The conventional techniques and their problems relating to a heat cooking apparatus are described according to examples as shown in FIGS. 1 to 3.
A cross-sectional view of a conventional heat cooking apparatus is shown in FIG. 1, which illustrates heating chamber 1 comprising upper heater 2, lower heater 3 and pan 4 with food 5 on it to be heated and cooked. Furthermore, FIG. 1 shows magnetron 6 which irradiates microwaves into heating chamber 1 via waveguide 7 to heat food 5; thus the apparatus is an open cooking range employing so-called compound heat of a heater and microwaves.
FIG. 2 is a perspective view of a conventional heater element of a heat cooking apparatus, which is the structure of an openly installed upper heater 2 and lower heater 3 in heating chamber 1. The disadvantage with this structure is that the effective capacity of the heating chamber is reduced because of the volume of the heater, thus resulting in an inconvenience for heating a large-sized article of food. In order to accommodate large-sized food articles, conventional heating chambers must be made larger because of the heater, and consequently, the external dimension of a conventional heating apparatus is made larger requiring a larger space for it to be installed, thus making it inconvenient to use.
Moreover, this kind of heater configuration makes it difficult to clean the inside parts of the heating chamber, e.g. scattered food on the heating chamber wall surface, which also causes this type of conventional heat cooking apparatus to be inconvenient to use.

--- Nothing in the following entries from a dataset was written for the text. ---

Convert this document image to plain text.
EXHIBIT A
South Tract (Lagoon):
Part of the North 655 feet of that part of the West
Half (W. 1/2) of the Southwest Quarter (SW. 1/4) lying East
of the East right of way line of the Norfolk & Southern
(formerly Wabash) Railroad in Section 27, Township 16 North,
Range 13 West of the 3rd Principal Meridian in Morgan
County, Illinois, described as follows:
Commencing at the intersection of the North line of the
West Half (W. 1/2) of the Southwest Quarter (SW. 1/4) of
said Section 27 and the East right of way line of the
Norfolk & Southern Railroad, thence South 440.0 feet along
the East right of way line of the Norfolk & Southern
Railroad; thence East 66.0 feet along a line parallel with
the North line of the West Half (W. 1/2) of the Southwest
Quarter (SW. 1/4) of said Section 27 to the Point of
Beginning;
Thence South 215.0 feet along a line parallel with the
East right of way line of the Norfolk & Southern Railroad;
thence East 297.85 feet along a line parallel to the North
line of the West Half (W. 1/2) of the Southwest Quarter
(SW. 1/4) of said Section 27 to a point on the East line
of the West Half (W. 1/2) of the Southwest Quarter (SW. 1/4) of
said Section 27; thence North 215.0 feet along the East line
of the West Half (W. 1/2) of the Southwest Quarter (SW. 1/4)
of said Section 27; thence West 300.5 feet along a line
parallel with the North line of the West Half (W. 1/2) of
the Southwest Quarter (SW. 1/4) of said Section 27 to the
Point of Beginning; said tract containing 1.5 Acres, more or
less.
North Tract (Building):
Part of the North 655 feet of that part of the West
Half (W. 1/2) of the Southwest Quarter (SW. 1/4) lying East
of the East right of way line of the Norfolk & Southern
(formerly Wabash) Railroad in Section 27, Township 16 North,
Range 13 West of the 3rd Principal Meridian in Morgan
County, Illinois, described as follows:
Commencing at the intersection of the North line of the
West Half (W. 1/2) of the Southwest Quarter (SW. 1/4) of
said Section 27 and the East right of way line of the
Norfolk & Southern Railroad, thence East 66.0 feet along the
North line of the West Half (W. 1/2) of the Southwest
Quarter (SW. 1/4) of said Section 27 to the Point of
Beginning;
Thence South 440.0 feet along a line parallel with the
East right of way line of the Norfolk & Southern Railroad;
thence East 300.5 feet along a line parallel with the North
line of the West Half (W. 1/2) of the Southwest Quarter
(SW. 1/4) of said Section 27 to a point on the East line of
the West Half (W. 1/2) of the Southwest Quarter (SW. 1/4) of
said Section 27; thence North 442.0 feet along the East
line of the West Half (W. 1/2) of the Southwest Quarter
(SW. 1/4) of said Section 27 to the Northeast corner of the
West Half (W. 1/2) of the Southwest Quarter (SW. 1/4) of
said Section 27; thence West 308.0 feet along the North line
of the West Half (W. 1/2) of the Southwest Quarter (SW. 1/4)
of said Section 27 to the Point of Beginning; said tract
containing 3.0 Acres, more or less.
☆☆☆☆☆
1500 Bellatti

A conventional-type rod heater makes it difficult to perform uniform heating because the heater applies heat only to the limited area which the heater covers such that the food is thus scorched in the pattern of the heater.
A cross-sectional view of another conventional heat cooking apparatus is shown in FIG. 3, in which the same parts as in FIG. 1 are indicated by the same number and their descriptions thereof are omitted.
In FIG. 3, the upper heater 8 and the lower heater 9 are installed respectively on the outside of the wall of the heating chamber 1, which heats only the heater-contact area of the wall, and accordingly only the heat applied to this area can be conducted into the heating chamber, resulting in that heat conduction efficiency is poorly achieved, resulting in consumption of a great amount of electric power. Such a disadvantage must be avoided from the energy-saving point of view.